Gritos de horror chegam da praia. Jamaica está desesperado porque Dominique está desacordada.  Ela está azul, gelada e imóvel. Não vomita, não respira, o coração não pulsa. Está morta.
Não sabemos o que fazer com Dominique, estamos todos sob efeito da heroína, alguns haviam misturado com cogumelos, e esses, mais malucos, pedem que deixemos Dominique dormir até o amanhecer sozinha na praia, crentes de que ela acordará da viagem. O casal de ingleses inseparáveis, que só havia fumado maconha sem nem caquinho de heroína, parece ainda mais louco: a dupla some em direção aos bangalôs. Todos vão saindo à francesa e sobram quatro: Jamaica, Pio, Tass e eu. De repente forma-se um compromisso emocional entre nós, e o que nos une não é desejo, compaixão, solidariedade, ternura ou qualquer outro sentimento que habitualmente alimenta e arrasta por anos a fio os relacionamentos mais descabidos, enganchados no grude clássico a que muitos dão o nome de amor. O que nos prende na areia insípida, rodeando o corpo morto de Dominique, é algo mais requintado. Não é morbidez. Poderia se aludir algum sentimento nobre, envolto em culpa, como um senso de responsabilidade, nossa capacidade de prestar socorro sem medir conseqüências pessoais, e aí chegaríamos por uma questão lógica à solidariedade, assim seríamos boas pessoas, honestas, éticas, que prestam socorro. Mas seria insincero, no mínimo, dizer que estamos aqui por solidariedade à vida de Dominique, que jaz, nada mais. Estamos aqui porque todo morto é um ponto de atração aos seres que o amaram. É impossível não amar Dominique, mesmo sabendo que ela não vai mais gargalhar gostosamente e nem chorar copiosamente ao falar de sua família, o pai e a mãe ausentes, bem-sucedidos, distantes, os irmãos que se enquadraram e ela, tão inadequada desde pequenina, tão carente, tão gente, tão delicada e amorosa, tão ardidamente entregue nos braços negros de Jamaica.
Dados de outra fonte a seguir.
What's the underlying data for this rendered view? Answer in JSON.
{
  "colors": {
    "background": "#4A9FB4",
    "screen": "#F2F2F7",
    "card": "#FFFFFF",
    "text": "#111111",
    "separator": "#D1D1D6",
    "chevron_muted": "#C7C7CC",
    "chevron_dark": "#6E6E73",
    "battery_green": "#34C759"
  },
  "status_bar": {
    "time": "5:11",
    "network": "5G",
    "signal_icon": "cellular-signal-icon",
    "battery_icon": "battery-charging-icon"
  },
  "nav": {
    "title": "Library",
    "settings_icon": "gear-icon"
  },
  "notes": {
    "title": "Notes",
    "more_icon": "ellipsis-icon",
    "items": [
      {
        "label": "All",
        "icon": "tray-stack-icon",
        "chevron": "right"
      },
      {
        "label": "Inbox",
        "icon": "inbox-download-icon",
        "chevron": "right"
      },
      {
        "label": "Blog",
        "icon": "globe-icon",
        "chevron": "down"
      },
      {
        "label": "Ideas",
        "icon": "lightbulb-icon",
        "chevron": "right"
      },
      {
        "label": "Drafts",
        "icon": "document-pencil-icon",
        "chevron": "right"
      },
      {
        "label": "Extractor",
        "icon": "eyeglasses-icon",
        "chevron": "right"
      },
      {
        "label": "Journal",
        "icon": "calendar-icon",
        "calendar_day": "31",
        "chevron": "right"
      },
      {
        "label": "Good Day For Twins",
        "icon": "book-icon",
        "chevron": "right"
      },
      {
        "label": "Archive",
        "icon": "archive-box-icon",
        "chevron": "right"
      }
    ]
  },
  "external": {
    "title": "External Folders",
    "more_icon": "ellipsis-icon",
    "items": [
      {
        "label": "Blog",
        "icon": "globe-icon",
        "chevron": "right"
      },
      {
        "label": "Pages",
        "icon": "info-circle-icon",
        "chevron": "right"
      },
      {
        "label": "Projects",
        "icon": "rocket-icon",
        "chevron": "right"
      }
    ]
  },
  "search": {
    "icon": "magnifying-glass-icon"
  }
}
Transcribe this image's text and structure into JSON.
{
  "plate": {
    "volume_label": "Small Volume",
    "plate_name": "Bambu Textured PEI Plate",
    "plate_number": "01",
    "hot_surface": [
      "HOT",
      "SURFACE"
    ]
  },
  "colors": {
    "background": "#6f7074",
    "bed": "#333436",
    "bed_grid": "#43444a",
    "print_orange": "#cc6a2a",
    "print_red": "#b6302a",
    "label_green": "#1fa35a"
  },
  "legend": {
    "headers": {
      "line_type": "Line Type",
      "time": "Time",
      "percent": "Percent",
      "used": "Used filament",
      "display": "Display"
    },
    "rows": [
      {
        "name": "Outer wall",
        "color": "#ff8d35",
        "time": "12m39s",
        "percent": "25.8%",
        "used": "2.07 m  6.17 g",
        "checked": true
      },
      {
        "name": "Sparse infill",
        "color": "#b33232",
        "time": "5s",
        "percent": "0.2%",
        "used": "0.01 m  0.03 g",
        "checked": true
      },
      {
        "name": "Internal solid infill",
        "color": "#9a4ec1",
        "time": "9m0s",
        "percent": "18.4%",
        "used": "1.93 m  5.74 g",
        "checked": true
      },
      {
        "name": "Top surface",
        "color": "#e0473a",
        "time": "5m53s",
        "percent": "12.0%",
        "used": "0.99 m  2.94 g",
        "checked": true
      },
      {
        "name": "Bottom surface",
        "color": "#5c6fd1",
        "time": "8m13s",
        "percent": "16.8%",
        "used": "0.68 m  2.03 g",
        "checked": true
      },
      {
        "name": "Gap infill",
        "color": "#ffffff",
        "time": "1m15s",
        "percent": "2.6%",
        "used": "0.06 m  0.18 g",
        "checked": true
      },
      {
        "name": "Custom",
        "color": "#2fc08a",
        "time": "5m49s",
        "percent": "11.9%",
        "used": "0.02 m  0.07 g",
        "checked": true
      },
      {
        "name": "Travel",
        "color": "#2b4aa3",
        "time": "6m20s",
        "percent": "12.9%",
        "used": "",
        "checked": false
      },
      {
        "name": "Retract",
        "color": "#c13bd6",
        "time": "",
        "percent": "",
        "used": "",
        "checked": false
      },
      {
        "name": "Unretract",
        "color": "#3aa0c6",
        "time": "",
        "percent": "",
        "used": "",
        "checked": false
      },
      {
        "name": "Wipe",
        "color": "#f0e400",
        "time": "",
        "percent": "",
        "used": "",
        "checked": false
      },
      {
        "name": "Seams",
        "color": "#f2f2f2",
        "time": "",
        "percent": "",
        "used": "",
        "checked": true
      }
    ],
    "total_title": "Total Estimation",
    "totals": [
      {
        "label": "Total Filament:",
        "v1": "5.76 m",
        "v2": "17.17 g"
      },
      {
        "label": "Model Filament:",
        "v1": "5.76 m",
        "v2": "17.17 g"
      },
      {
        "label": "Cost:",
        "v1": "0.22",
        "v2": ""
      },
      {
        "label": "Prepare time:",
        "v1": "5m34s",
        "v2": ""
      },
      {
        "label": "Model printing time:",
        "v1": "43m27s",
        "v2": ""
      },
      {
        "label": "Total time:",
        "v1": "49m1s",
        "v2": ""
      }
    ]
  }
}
Uma formiga sobe pelo calcanhar de Dominique, rapidamente chega ao dedo médio, enfia-se ali por um instante e desliza sobre o peito tombado do pé. Formigas gostam de mortos do mesmo modo que gostam de sanduíches, farelos e restos de pele morta que se desprende dos corpos dos vivos. Morre-se um pouco a cada minuto, mas pode-se morrer totalmente apenas uma vez.

Esta tão ruim ali, tão difícil, fixei o olhar na formiga, as formigas são tão iguais em qualquer lugar.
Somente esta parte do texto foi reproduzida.